Materials and methods: We employed human (KMCH-1, TFK-1) and rat (BDEneu) CCA cells as well as an orthotopic, syngeneic, rodent in vivo model of CCA for this study.

Results: Despite JP1584-mediated degradation of the two IAPs cIAP-1 and cIAP-2, TRAIL failed to induce apoptosis in KMCH-1, TFK-1, and BDEneu cells, consistent with a downstream-block in apoptotic signaling. Because cIAP-1 and cIAP-2 also promote canonical NF-κB activation, the effect of JP1584 on this signaling pathway was examined. Treatment with JP1584 inhibited TRAIL-induced NF-κB activation and TRAIL-mediated upregulation of the proinvasive NF-κB target gene matrix metalloproteinase 7 (MMP7) as shown by immunoblot, immunocytochemistry, EMSA analysis and quantitative RT-PCR. JP1584 also reduced TRAIL-mediated CCA cell migration (cells/field; 8 ± 2 vs. 20 ± 2; p < 0.05) and invasion (RFU; 35 ± 2 vs. 55 ± 5; p < 0.05) in vitro. Consistent with these findings, siRNA-knockdown of MMP7 also inhibited TRAIL-induced CCA cell invasion. Finally, in a rat in vivo CCA model (BDEneu cells; Fischer 344 rats) JP1584-administration reduced extrahepatic metastases (11 % vs. 67 %; p < 0.05; Figure 1 [Fig. 1]) and MMP7 mRNA levels in tumors (relative ratio; 1 ± 0.3 vs. 4.5 ± 0.7; p < 0.05) suggesting higher cure rates after early surgical intervention in a future study (i.e., 70% rat liver resection including the tumor-bearing left lateral lobe).

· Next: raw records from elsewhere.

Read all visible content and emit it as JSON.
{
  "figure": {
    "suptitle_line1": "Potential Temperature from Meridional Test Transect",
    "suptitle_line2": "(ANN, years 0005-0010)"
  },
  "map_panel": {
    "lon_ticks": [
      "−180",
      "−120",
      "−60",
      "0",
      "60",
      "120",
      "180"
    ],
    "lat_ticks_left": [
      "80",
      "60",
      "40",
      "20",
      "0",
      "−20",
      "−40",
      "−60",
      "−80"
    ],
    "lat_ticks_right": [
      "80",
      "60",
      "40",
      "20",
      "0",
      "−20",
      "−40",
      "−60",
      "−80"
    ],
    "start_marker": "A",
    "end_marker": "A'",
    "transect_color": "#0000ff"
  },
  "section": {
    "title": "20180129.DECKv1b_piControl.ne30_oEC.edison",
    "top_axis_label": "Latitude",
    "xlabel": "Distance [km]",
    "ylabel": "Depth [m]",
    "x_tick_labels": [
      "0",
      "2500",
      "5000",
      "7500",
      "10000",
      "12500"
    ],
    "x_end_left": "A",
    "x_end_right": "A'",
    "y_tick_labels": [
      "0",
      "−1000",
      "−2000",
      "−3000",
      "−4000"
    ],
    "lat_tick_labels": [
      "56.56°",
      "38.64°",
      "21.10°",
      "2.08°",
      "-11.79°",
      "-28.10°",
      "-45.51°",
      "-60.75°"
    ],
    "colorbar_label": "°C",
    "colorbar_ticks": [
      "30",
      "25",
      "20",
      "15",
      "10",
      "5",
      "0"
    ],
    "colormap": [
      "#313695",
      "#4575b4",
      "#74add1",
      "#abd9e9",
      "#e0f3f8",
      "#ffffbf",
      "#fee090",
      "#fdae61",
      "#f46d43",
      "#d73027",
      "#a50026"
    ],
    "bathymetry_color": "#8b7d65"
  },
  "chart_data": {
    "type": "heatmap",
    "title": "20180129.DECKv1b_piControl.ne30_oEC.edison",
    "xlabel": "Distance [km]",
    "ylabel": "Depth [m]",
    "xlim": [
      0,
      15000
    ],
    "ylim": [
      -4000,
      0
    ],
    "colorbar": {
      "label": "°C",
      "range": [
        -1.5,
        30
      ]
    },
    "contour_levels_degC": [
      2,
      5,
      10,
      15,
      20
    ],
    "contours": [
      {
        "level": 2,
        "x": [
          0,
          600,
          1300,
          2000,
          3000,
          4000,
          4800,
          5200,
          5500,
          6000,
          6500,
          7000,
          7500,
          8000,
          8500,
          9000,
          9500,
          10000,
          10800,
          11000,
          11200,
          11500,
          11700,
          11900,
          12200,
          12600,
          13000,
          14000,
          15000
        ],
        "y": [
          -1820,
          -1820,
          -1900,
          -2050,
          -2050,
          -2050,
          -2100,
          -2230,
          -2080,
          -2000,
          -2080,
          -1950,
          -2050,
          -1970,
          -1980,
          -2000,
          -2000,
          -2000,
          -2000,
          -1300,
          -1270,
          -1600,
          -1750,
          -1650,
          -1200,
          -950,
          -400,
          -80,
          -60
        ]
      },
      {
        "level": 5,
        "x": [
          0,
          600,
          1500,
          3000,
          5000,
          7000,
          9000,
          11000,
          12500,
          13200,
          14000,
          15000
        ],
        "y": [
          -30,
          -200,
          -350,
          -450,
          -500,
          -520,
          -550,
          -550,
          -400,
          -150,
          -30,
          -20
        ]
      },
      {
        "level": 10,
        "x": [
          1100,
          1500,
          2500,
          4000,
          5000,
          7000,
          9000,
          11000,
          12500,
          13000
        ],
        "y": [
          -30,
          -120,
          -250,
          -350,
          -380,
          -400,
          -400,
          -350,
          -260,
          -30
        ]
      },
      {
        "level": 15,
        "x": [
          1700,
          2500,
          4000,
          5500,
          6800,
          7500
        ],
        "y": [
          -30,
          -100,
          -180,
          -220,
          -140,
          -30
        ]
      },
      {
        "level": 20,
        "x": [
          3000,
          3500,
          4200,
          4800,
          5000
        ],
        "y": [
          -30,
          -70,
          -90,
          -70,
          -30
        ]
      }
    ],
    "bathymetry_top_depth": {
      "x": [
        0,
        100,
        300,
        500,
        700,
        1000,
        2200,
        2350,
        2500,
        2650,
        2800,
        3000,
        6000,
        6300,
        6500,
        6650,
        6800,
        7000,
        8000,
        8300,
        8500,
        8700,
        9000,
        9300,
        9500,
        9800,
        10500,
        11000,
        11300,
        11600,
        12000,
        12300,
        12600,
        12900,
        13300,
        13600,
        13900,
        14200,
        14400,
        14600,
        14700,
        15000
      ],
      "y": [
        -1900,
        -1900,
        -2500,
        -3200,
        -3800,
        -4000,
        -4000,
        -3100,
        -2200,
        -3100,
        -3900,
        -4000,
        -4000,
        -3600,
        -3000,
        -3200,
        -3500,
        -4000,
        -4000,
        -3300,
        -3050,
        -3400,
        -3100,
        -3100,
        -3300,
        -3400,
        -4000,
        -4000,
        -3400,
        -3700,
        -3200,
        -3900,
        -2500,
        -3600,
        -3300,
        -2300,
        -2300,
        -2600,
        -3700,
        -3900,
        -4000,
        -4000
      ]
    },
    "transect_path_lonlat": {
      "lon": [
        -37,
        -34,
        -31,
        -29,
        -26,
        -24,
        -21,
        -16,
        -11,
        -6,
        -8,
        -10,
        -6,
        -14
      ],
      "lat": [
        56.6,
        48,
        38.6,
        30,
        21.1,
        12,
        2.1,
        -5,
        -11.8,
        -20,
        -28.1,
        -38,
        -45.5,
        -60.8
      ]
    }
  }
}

Conclusion: While the Smac mimetic JP1584 does not sensitize to apoptosis, it reduces TRAIL-induced CCA cell metastatic behavior by inhibition of NF-κB. These data support the emerging concept that IAPs are prometastatic and represent targets for antimetastatic neoadjuvant and/or adjuvant therapies.